Table 2. The most common aberrations observed in aCGH experiments. The middle column referred to genes located on that locus and the final column represent the type of cancer correlated with each abnormality.
Figure 1. ROC curve analysis. The present figure represents the true positive rate (sensitivity) together with the false positive rate (1-specificity). The results show a specificity of 88.88% and sensitivity 94.11%. The confidence interval was set to 95% both for sensitivity and specificity.

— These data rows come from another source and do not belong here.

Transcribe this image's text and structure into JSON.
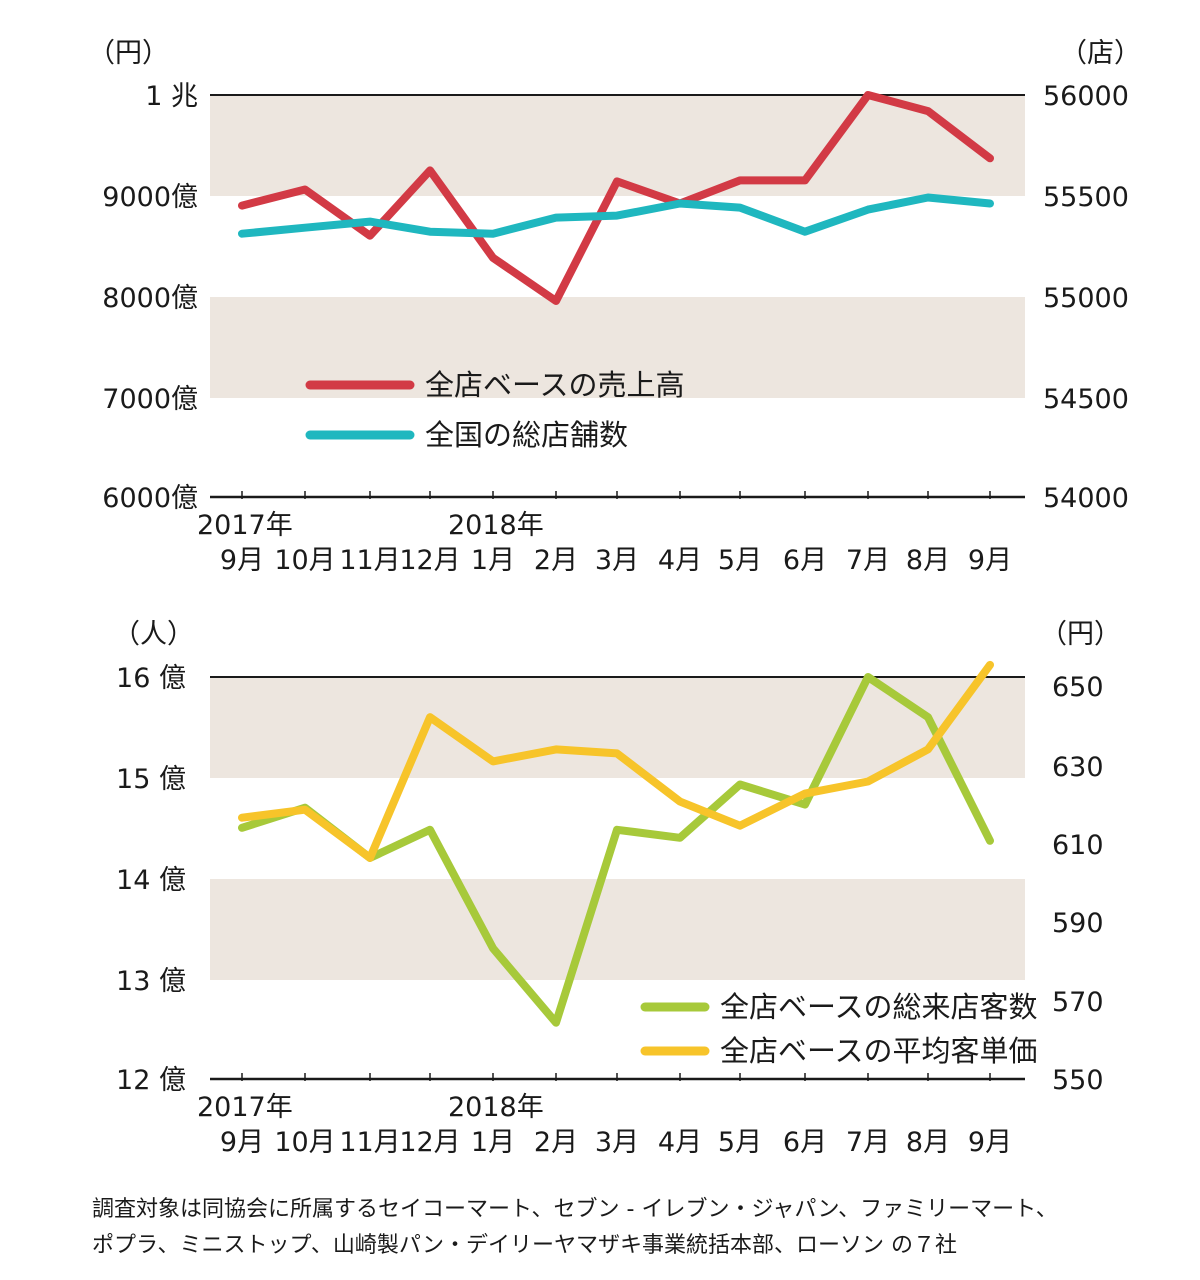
{
  "colors": {
    "band": "#ede6df",
    "axis": "#1a1a1a",
    "sales": "#d23a45",
    "stores": "#1fb7bf",
    "customers": "#a7c93a",
    "unit_price": "#f7c42a"
  },
  "chart_data": [
    {
      "type": "line",
      "x_year_labels": [
        "2017年",
        "2018年"
      ],
      "categories": [
        "9月",
        "10月",
        "11月",
        "12月",
        "1月",
        "2月",
        "3月",
        "4月",
        "5月",
        "6月",
        "7月",
        "8月",
        "9月"
      ],
      "left_unit": "（円）",
      "right_unit": "（店）",
      "left_ticks": [
        "1 兆",
        "9000億",
        "8000億",
        "7000億",
        "6000億"
      ],
      "right_ticks": [
        "56000",
        "55500",
        "55000",
        "54500",
        "54000"
      ],
      "y_left_lim": [
        6000,
        10000
      ],
      "y_right_lim": [
        54000,
        56000
      ],
      "series": [
        {
          "name": "全店ベースの売上高",
          "axis": "left",
          "color_key": "sales",
          "values": [
            8900,
            9060,
            8600,
            9250,
            8380,
            7950,
            9140,
            8920,
            9150,
            9150,
            10000,
            9840,
            9370
          ]
        },
        {
          "name": "全国の総店舗数",
          "axis": "right",
          "color_key": "stores",
          "values": [
            55310,
            55340,
            55370,
            55320,
            55310,
            55390,
            55400,
            55460,
            55440,
            55320,
            55430,
            55490,
            55460
          ]
        }
      ]
    },
    {
      "type": "line",
      "x_year_labels": [
        "2017年",
        "2018年"
      ],
      "categories": [
        "9月",
        "10月",
        "11月",
        "12月",
        "1月",
        "2月",
        "3月",
        "4月",
        "5月",
        "6月",
        "7月",
        "8月",
        "9月"
      ],
      "left_unit": "（人）",
      "right_unit": "（円）",
      "left_ticks": [
        "16 億",
        "15 億",
        "14 億",
        "13 億",
        "12 億"
      ],
      "right_ticks": [
        "650",
        "630",
        "610",
        "590",
        "570",
        "550"
      ],
      "y_left_lim": [
        12,
        16
      ],
      "y_right_lim": [
        550,
        650
      ],
      "series": [
        {
          "name": "全店ベースの総来店客数",
          "axis": "left",
          "color_key": "customers",
          "values": [
            14.5,
            14.7,
            14.2,
            14.48,
            13.3,
            12.56,
            14.48,
            14.4,
            14.93,
            14.73,
            16.0,
            15.6,
            14.37
          ]
        },
        {
          "name": "全店ベースの平均客単価",
          "axis": "right",
          "color_key": "unit_price",
          "values": [
            615,
            617,
            605,
            640,
            629,
            632,
            631,
            619,
            613,
            621,
            624,
            632,
            653
          ]
        }
      ]
    }
  ],
  "footnote": {
    "line1": "調査対象は同協会に所属するセイコーマート、セブン - イレブン・ジャパン、ファミリーマート、",
    "line2": "ポプラ、ミニストップ、山崎製パン・デイリーヤマザキ事業統括本部、ローソン の７社"
  }
}
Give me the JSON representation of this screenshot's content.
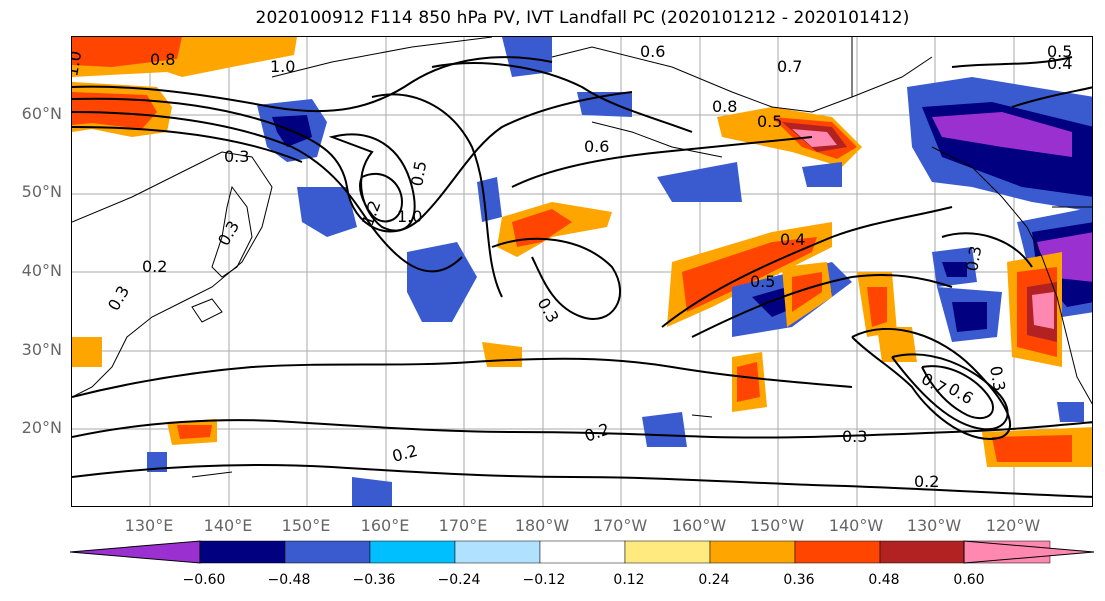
{
  "title": "2020100912 F114 850 hPa PV, IVT Landfall PC (2020101212 - 2020101412)",
  "lat_labels": [
    "60°N",
    "50°N",
    "40°N",
    "30°N",
    "20°N"
  ],
  "lon_labels": [
    "130°E",
    "140°E",
    "150°E",
    "160°E",
    "170°E",
    "180°W",
    "170°W",
    "160°W",
    "150°W",
    "140°W",
    "130°W",
    "120°W"
  ],
  "contour_labels": [
    "1.0",
    "0.8",
    "1.0",
    "0.6",
    "0.7",
    "0.4",
    "0.5",
    "0.8",
    "0.5",
    "0.6",
    "0.3",
    "0.5",
    "1.0",
    "1.2",
    "0.4",
    "0.5",
    "0.3",
    "0.2",
    "0.3",
    "0.3",
    "0.3",
    "0.7",
    "0.6",
    "0.3",
    "0.2",
    "0.2",
    "0.3",
    "0.2"
  ],
  "colorbar": {
    "ticks": [
      "−0.60",
      "−0.48",
      "−0.36",
      "−0.24",
      "−0.12",
      "0.12",
      "0.24",
      "0.36",
      "0.48",
      "0.60"
    ],
    "colors": [
      "#9b30d0",
      "#000080",
      "#3a5bd0",
      "#00bfff",
      "#b0e2ff",
      "#ffffff",
      "#ffea80",
      "#ffa500",
      "#ff4500",
      "#b22222",
      "#ff88b0",
      "#ff88b0"
    ]
  },
  "palette": {
    "purple": "#9b30d0",
    "navy": "#000080",
    "royal": "#3a5bd0",
    "sky": "#00bfff",
    "lightblue": "#b0e2ff",
    "yellow": "#ffea80",
    "orange": "#ffa500",
    "redorange": "#ff4500",
    "firebrick": "#b22222",
    "pink": "#ff88b0"
  }
}
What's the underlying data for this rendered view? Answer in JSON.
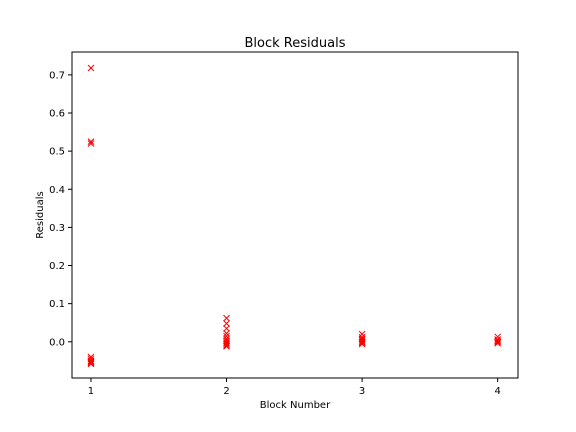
{
  "chart_data": {
    "type": "scatter",
    "title": "Block Residuals",
    "xlabel": "Block Number",
    "ylabel": "Residuals",
    "xlim": [
      0.86,
      4.15
    ],
    "ylim": [
      -0.095,
      0.76
    ],
    "xticks": [
      1,
      2,
      3,
      4
    ],
    "xtick_labels": [
      "1",
      "2",
      "3",
      "4"
    ],
    "yticks": [
      0.0,
      0.1,
      0.2,
      0.3,
      0.4,
      0.5,
      0.6,
      0.7
    ],
    "ytick_labels": [
      "0.0",
      "0.1",
      "0.2",
      "0.3",
      "0.4",
      "0.5",
      "0.6",
      "0.7"
    ],
    "grid": false,
    "marker": "x",
    "marker_color": "#ff0000",
    "series": [
      {
        "x": [
          1,
          1,
          1,
          1,
          1,
          1,
          1,
          1,
          1,
          2,
          2,
          2,
          2,
          2,
          2,
          2,
          2,
          2,
          2,
          2,
          3,
          3,
          3,
          3,
          3,
          3,
          3,
          4,
          4,
          4,
          4,
          4
        ],
        "y": [
          0.718,
          0.525,
          0.52,
          -0.04,
          -0.045,
          -0.05,
          -0.052,
          -0.055,
          -0.058,
          0.062,
          0.048,
          0.035,
          0.022,
          0.015,
          0.008,
          0.003,
          -0.002,
          -0.005,
          -0.009,
          -0.012,
          0.02,
          0.012,
          0.008,
          0.004,
          0.0,
          -0.003,
          -0.006,
          0.013,
          0.006,
          0.002,
          -0.001,
          -0.004
        ]
      }
    ]
  }
}
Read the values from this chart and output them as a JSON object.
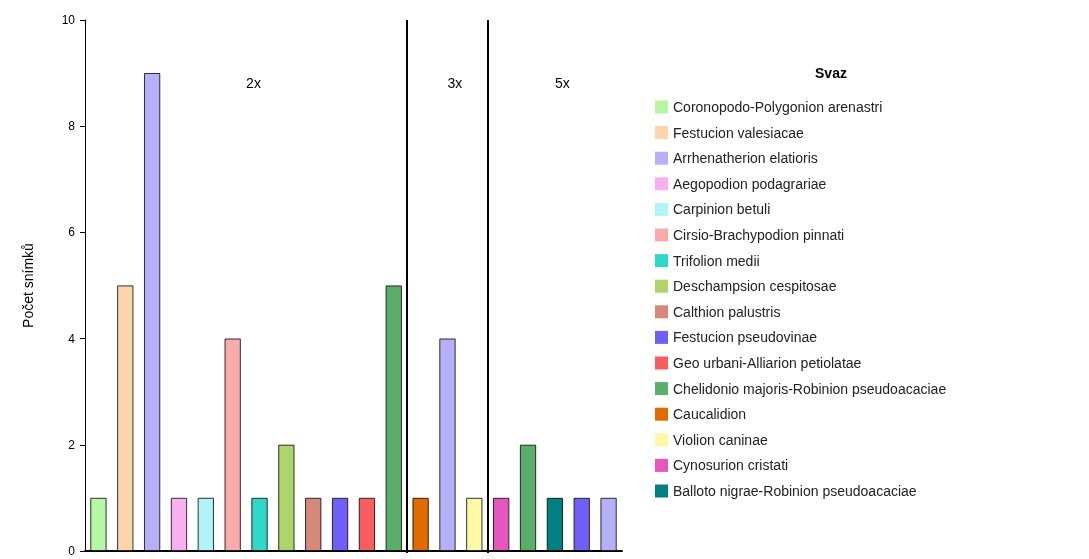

The determination of the primary origin of the tumor, as it has been mentioned, requires the examination of tissue; therefore biopsy is essential. Several experimental data in CUP demonstrated are characterized by chromosomal instability  . The existence of CTCs may be related with the metastatic ability of CUP as well as with other features, like sensitivity in therapy  . The identification of circulating tumor cells (CTCs), a population of cells derived from the primary tumor, gave a new impetus in biopsy, since all the examination require only a few milliliters of blood. CTCs arise from the primary tumor and throw through the blood stream, capable of creating new metastatic tumor  . The study of the above cells permitted scientists and physicians for timely and accurate results.
Conventional cytogenetic techniques of karyotyping and FISH (fluorescence in situ hybridization) are widely used to detect abnormalities. Chromosome analysis through karyotyping performed with culture and analysis of lymphocytes. Although scientists can observe the entire genome, the resolution is very limited. On the contrary, FISH has higher resolution than G-banding karyotyping and there is no requirement for specific stage at the cell cycle. The main disadvantage is that studied region is the one that is complementary to the probe   .
Comparative genomic hybridization (CGH) tried to fill the gap, but still the detection rate is not low enough, since it cannot identify small aberrations. Comparative genomic hybridization (CGH) is a cytogenetic assay used for detection of chromosomal abnormalities. It is an easy and quick method requiring only a few cells from the donor. Metaphase chromosomes are released from cells and they are hybridized with commercial slides, containing “control” chromosomes. The main disadvantage of this method is the detection rate, since it cannot identify abnormalities less than 3 - 5 Mb  . The array CGH, which is a combination of microarrays and CGH enables detection of smaller abnormalities, depending each time on the probes that are used  . Genetic abnormalities have been associated with different diseases including cancer. On this field, genomic aberrations might contribute to tumorigenesis and have been connected with the progression of the disease. Array CGH is widely used for prenatal and postnatal diagnosis of mental retardation, development problems, congenital malformation syndromes  , but it can also be applied in human genetic studies  . In neonates has improved determination of anomalies with unknown etiology, where G-banding results could not be obtained  . Array CGH has been used for tumor classification and prediction of progression and prognosis   .
According to our experimental data, aCGH as a technique has the potential to discriminate healthy and cancer samples and furthermore to identify the primary origin of tumor with high sensitivity and specificity. Despite the fact that the size was not big enough, the data are encouraging and further experiments need to be performed in order to be used at clinical level.